As part of the series, event producers Heaps Gay put on their Live N’ Queer concert on Saturday evening.

The promoters described the event as a “chaotic queer variety show” featuring some of the year’s “loudest and queerest acts”.

However an ad used by Heaps Gay to promote the show featured an illustration of the adjacent St Mary’s Cathedral, outraging Christians.

Last week, the city council pulled the ad after a complaint from the Sydney Catholic Archbishop Anthony Fisher.

On Saturday night, the group of “Christian Lives Matter” protesters gathered on the steps of the Cathedral ahead of the concert.

The protesters chanted hymns and held up religious banners as the Heaps Gay concert went ahead nearby.

Heaps Gay concert ‘makes a mockery of Christianity’
Christian Lives Matter organiser Charlie Bakhos claimed the concert organisers were making a “mockery of the Catholic Church and Christianity in general”.

“Time to really show up and defend our church and our faith. The most powerful way is through prayer,” he said on Facebook.

“Stand united in prayer, pray for them, pray for their conversion and stand in defending our faith.”

LGBTIQ activist Sally Rugg shared a photo of the religious protest on Twitter “for allies to see”.

“As LGBT people arrived for a dance, they were met with a large protest against our existence, under the title of ‘Christian Lives Matter’,” Rugg tweeted.

“I don’t want to amplify this group’s message. But I do want people to see this, because this is LGBTQ people’s constant lived experience.

“We live our lives with constant reminders that many people believe we don’t or shouldn’t exist.”

Last week, the city council pulled the ad after Catholic Archbishop Anthony Fisher criticised the “insensitive” use of the church.

“The Cathedral Forecourt is council land and not church property. [The] decision about the content of the concert and its advertising is unfortunately not ours to make,” Archbishop Fisher said.

“We have asked City of Sydney to remove the Cathedral image from the advertising.

“It is frustrating and upsetting that St Mary’s Cathedral, the mother church of Australia, has been used so provocatively to promote this event and such little sensitivity shown to people of faith.”

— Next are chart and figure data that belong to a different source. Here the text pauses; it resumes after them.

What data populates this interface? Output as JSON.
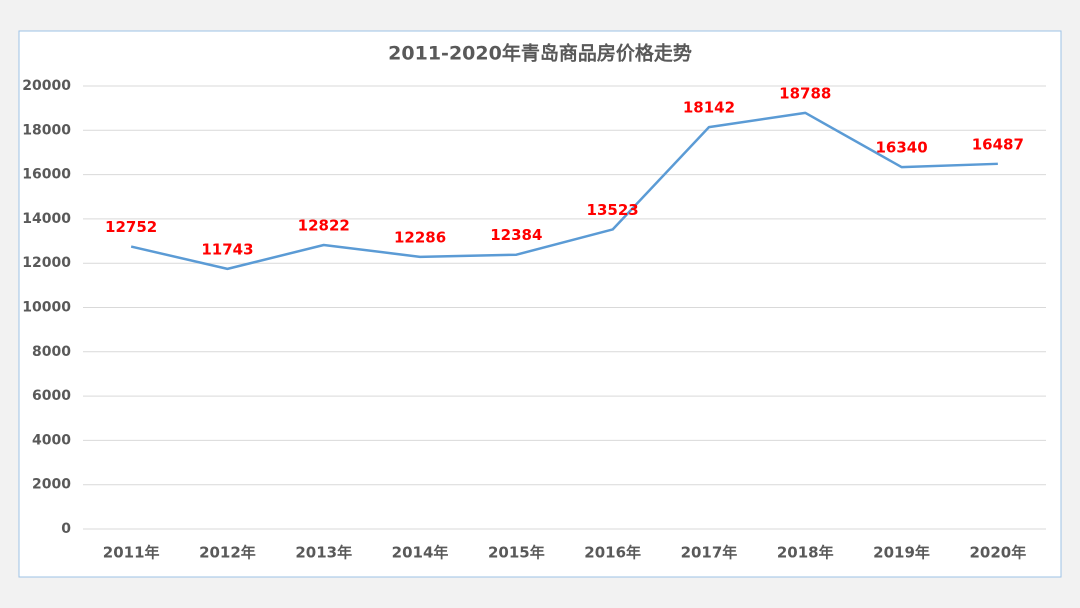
{
  "chart_data": {
    "type": "line",
    "title": "2011-2020年青岛商品房价格走势",
    "categories": [
      "2011年",
      "2012年",
      "2013年",
      "2014年",
      "2015年",
      "2016年",
      "2017年",
      "2018年",
      "2019年",
      "2020年"
    ],
    "series": [
      {
        "name": "青岛商品房价格",
        "color": "#5b9bd5",
        "values": [
          12752,
          11743,
          12822,
          12286,
          12384,
          13523,
          18142,
          18788,
          16340,
          16487
        ]
      }
    ],
    "label_color": "#ff0000",
    "ylim": [
      0,
      20000
    ],
    "yticks": [
      0,
      2000,
      4000,
      6000,
      8000,
      10000,
      12000,
      14000,
      16000,
      18000,
      20000
    ],
    "grid": true
  }
}
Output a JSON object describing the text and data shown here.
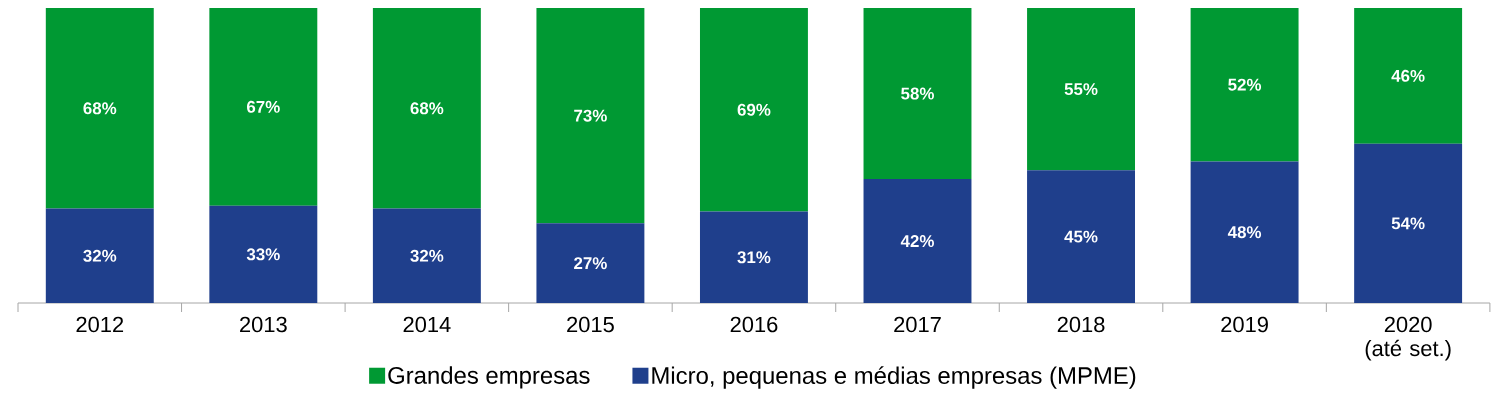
{
  "chart_data": {
    "type": "bar",
    "stacked": true,
    "legend": "bottom",
    "categories": [
      "2012",
      "2013",
      "2014",
      "2015",
      "2016",
      "2017",
      "2018",
      "2019",
      "2020 (até set.)"
    ],
    "series": [
      {
        "name": "Micro, pequenas e médias empresas (MPME)",
        "color": "#1f3f8c",
        "values": [
          32,
          33,
          32,
          27,
          31,
          42,
          45,
          48,
          54
        ],
        "value_labels": [
          "32%",
          "33%",
          "32%",
          "27%",
          "31%",
          "42%",
          "45%",
          "48%",
          "54%"
        ]
      },
      {
        "name": "Grandes empresas",
        "color": "#009933",
        "values": [
          68,
          67,
          68,
          73,
          69,
          58,
          55,
          52,
          46
        ],
        "value_labels": [
          "68%",
          "67%",
          "68%",
          "73%",
          "69%",
          "58%",
          "55%",
          "52%",
          "46%"
        ]
      }
    ]
  }
}
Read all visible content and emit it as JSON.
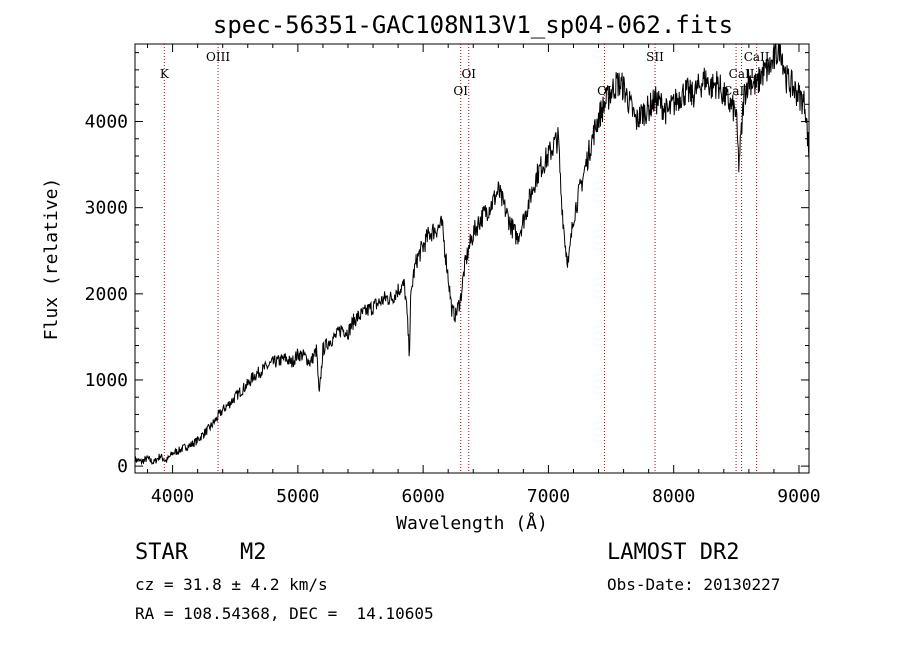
{
  "chart_data": {
    "type": "line",
    "title": "spec-56351-GAC108N13V1_sp04-062.fits",
    "xlabel": "Wavelength (Å)",
    "ylabel": "Flux (relative)",
    "xlim": [
      3700,
      9080
    ],
    "ylim": [
      -80,
      4900
    ],
    "xticks": [
      4000,
      5000,
      6000,
      7000,
      8000,
      9000
    ],
    "yticks": [
      0,
      1000,
      2000,
      3000,
      4000
    ],
    "grid": false,
    "line_color": "#000000",
    "marker_color": "#8b1a1a",
    "lines": [
      {
        "name": "K",
        "wavelength": 3934
      },
      {
        "name": "OIII",
        "wavelength": 4363
      },
      {
        "name": "OI",
        "wavelength": 6300
      },
      {
        "name": "OI",
        "wavelength": 6364
      },
      {
        "name": "OI",
        "wavelength": 7447
      },
      {
        "name": "SII",
        "wavelength": 7851
      },
      {
        "name": "CaII",
        "wavelength": 8498
      },
      {
        "name": "CaII",
        "wavelength": 8542
      },
      {
        "name": "CaII",
        "wavelength": 8662
      }
    ],
    "spectrum": {
      "x": [
        3700,
        3750,
        3800,
        3850,
        3900,
        3950,
        4000,
        4050,
        4100,
        4150,
        4200,
        4250,
        4300,
        4350,
        4400,
        4450,
        4500,
        4550,
        4600,
        4650,
        4700,
        4750,
        4800,
        4850,
        4900,
        4950,
        5000,
        5050,
        5100,
        5150,
        5170,
        5200,
        5250,
        5300,
        5350,
        5400,
        5450,
        5500,
        5550,
        5600,
        5650,
        5700,
        5750,
        5800,
        5850,
        5870,
        5890,
        5900,
        5920,
        5950,
        6000,
        6050,
        6100,
        6150,
        6200,
        6230,
        6260,
        6300,
        6330,
        6360,
        6400,
        6450,
        6500,
        6550,
        6600,
        6650,
        6700,
        6750,
        6800,
        6850,
        6900,
        6950,
        7000,
        7050,
        7080,
        7100,
        7120,
        7140,
        7160,
        7200,
        7250,
        7300,
        7350,
        7400,
        7450,
        7500,
        7550,
        7600,
        7650,
        7700,
        7750,
        7800,
        7850,
        7900,
        7950,
        8000,
        8050,
        8100,
        8150,
        8200,
        8250,
        8300,
        8350,
        8400,
        8450,
        8498,
        8520,
        8542,
        8560,
        8600,
        8662,
        8700,
        8750,
        8800,
        8850,
        8900,
        8950,
        9000,
        9050,
        9080
      ],
      "y": [
        80,
        50,
        90,
        40,
        120,
        60,
        150,
        180,
        220,
        250,
        300,
        380,
        450,
        550,
        650,
        720,
        800,
        880,
        950,
        1050,
        1100,
        1150,
        1200,
        1220,
        1250,
        1200,
        1300,
        1280,
        1200,
        1350,
        800,
        1350,
        1450,
        1500,
        1600,
        1550,
        1700,
        1750,
        1800,
        1850,
        1900,
        1950,
        1950,
        2050,
        2100,
        1800,
        1300,
        1900,
        2200,
        2400,
        2550,
        2700,
        2750,
        2800,
        2200,
        1800,
        1750,
        1950,
        2300,
        2500,
        2700,
        2850,
        2950,
        3050,
        3200,
        3000,
        2800,
        2650,
        2850,
        3100,
        3350,
        3500,
        3600,
        3750,
        3800,
        3200,
        2800,
        2500,
        2350,
        2900,
        3200,
        3500,
        3800,
        4050,
        4200,
        4350,
        4450,
        4400,
        4200,
        4000,
        4100,
        4150,
        4250,
        4200,
        4100,
        4200,
        4300,
        4350,
        4300,
        4400,
        4500,
        4400,
        4450,
        4300,
        4200,
        4100,
        3500,
        3900,
        4300,
        4500,
        4400,
        4550,
        4600,
        4700,
        4900,
        4500,
        4400,
        4300,
        4200,
        3600
      ]
    }
  },
  "info": {
    "object_class": "STAR",
    "subclass": "M2",
    "survey": "LAMOST DR2",
    "cz": "cz = 31.8 ± 4.2 km/s",
    "obs_date": "Obs-Date: 20130227",
    "coords": "RA = 108.54368, DEC =  14.10605"
  }
}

A City of Sydney spokesperson said the council had ordered the removal of the ad to “avoid any confusion”.

“In the lead-up and throughout the staging of [the events], the City consulted and liaised closely with St Mary’s Cathedral representatives,” they explained.

Sydney Lord Mayor Clover Moore also said Sydney was a place that valued diversity and inclusion.

“There is no place for hate, intolerance or the sowing of division,” she said.

“As we seek to recover from the pandemic, we will continue to host inclusive, accessible and safe events.”